The antimicrobial activity of arenicin is determined by the method of radial diffusion of peptides in an agarose gel with a test culture of the microorganism, which allows to evaluate the microbicidal activity, spending the minimum amount of the drug. To determine the antimicrobial activity of individual fractions of the polypeptides, cultures of the following microorganisms are used: Escherichia coli, strain ML-35p (gram-negative bacterium); Listeria monocytogenes, strain EGD (gram-positive bacterium); Candida albicans (Ascomycetes class mushroom). The antimicrobial effect of the selected peptides is fixed after 24 hours by the presence of zones of growth inhibition of the test culture (table 1). It was shown that genetically engineered and natural arenicins in the amount of ~ 1 μg exhibit microbicidal activity against all three microbes. The action of both peptides against gram-positive and gram-negative bacteria, as well as their antifungal activity, are almost identical. Thus, for example, the minimum inhibitory concentration of both natural and recombinant peptides with respect to E. coli is 25 μg / ml.

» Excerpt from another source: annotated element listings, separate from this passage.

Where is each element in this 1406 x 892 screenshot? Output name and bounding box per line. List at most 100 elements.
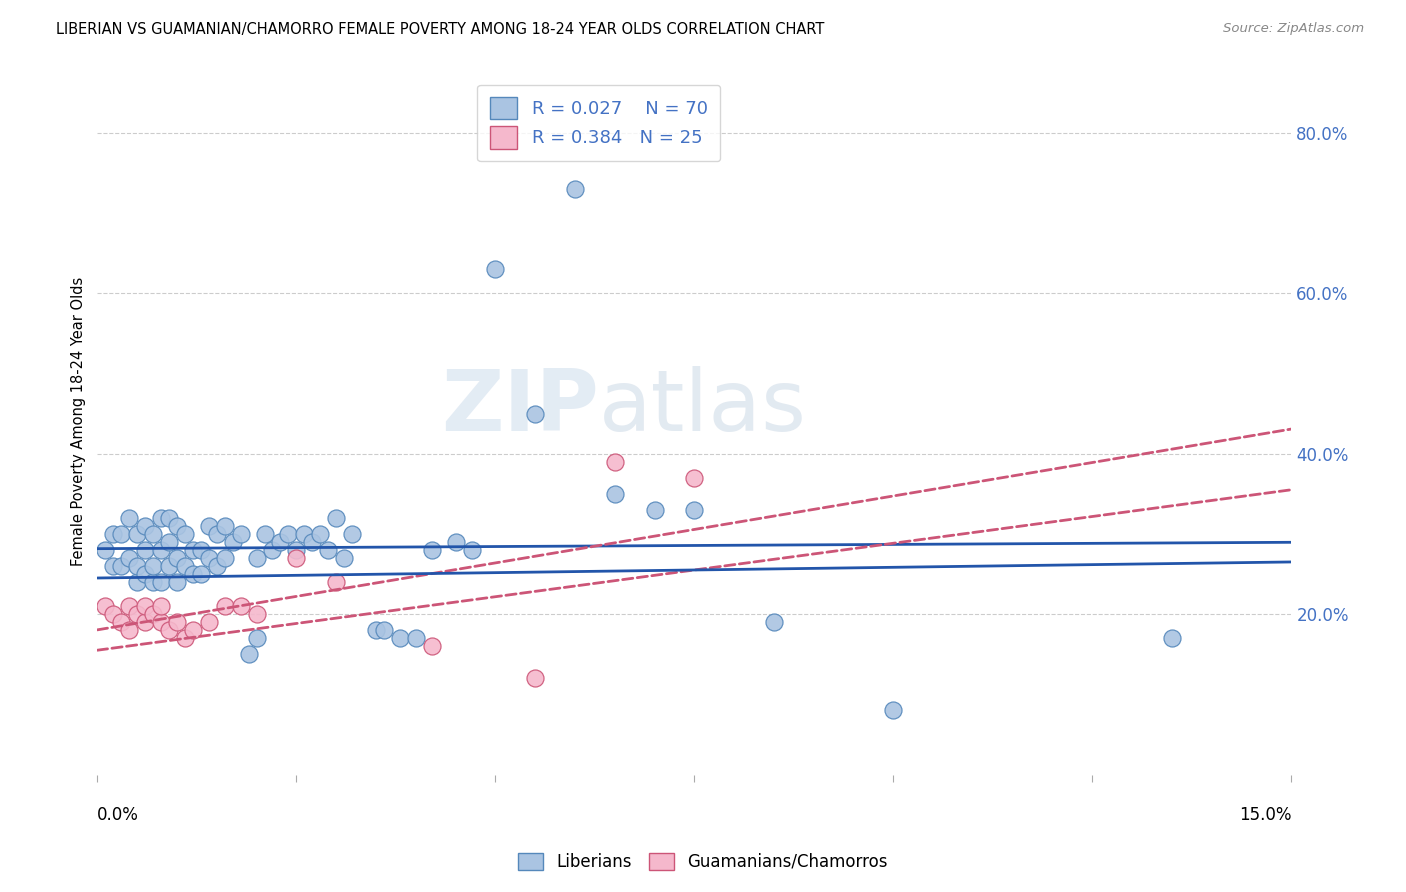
Point (134, 543, 156, 558)
Point (238, 647, 260, 661)
Point (333, 550, 356, 565)
Point (460, 543, 482, 558)
Point (198, 615, 221, 629)
Text: 15.0%: 15.0% (1239, 806, 1292, 824)
Point (1161, 631, 1184, 645)
Point (444, 535, 467, 549)
Point (166, 615, 188, 629)
Point (484, 262, 506, 277)
Point (174, 527, 197, 541)
Point (150, 511, 173, 525)
Point (150, 615, 173, 629)
Point (683, 503, 706, 517)
Point (157, 535, 180, 549)
Text: Source: ZipAtlas.com: Source: ZipAtlas.com (1223, 22, 1364, 36)
Point (388, 631, 411, 645)
Point (181, 566, 204, 581)
Point (150, 574, 173, 589)
Point (127, 574, 149, 589)
Point (103, 527, 125, 541)
Point (603, 455, 626, 469)
Point (364, 623, 387, 637)
Point (603, 487, 626, 501)
Point (309, 527, 332, 541)
Point (174, 558, 197, 573)
Point (118, 599, 141, 613)
Point (325, 511, 347, 525)
Point (262, 543, 284, 558)
Point (127, 607, 149, 621)
Point (110, 558, 132, 573)
Point (277, 527, 299, 541)
Point (134, 615, 156, 629)
Text: 0.0%: 0.0% (97, 806, 139, 824)
Point (181, 623, 204, 637)
Point (405, 631, 427, 645)
Point (198, 519, 221, 533)
Point (285, 550, 308, 565)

Table 1. Antimicrobial action of genetically engineered and natural arenicin Test microorganisms Arenicin genetic engineering natural Gram-positive bacterium Listeria monocytogenes, strain EGD + + Gram-negative bacterium Escherichia coli strain ML-35p + + Candida albicans ascomycete fungus + +

Claims (1)

A method of obtaining an antimicrobial peptide of arenicin, including culturing a recombinant producer strain of Escherichia coli BL21 (DE3) / pE-His8-TrxL-Ar2 in a nutrient medium, disrupting the obtained cells, isolating inclusion bodies containing His8-TrxL-Ar2 fusion protein, purification of the hybrid protein by affinity chromatography, its solubilization and cleavage with bromine cyan in an acidic medium according to the methionine residue, separation of the reaction products and purification of the target product by reverse-phase HPLC.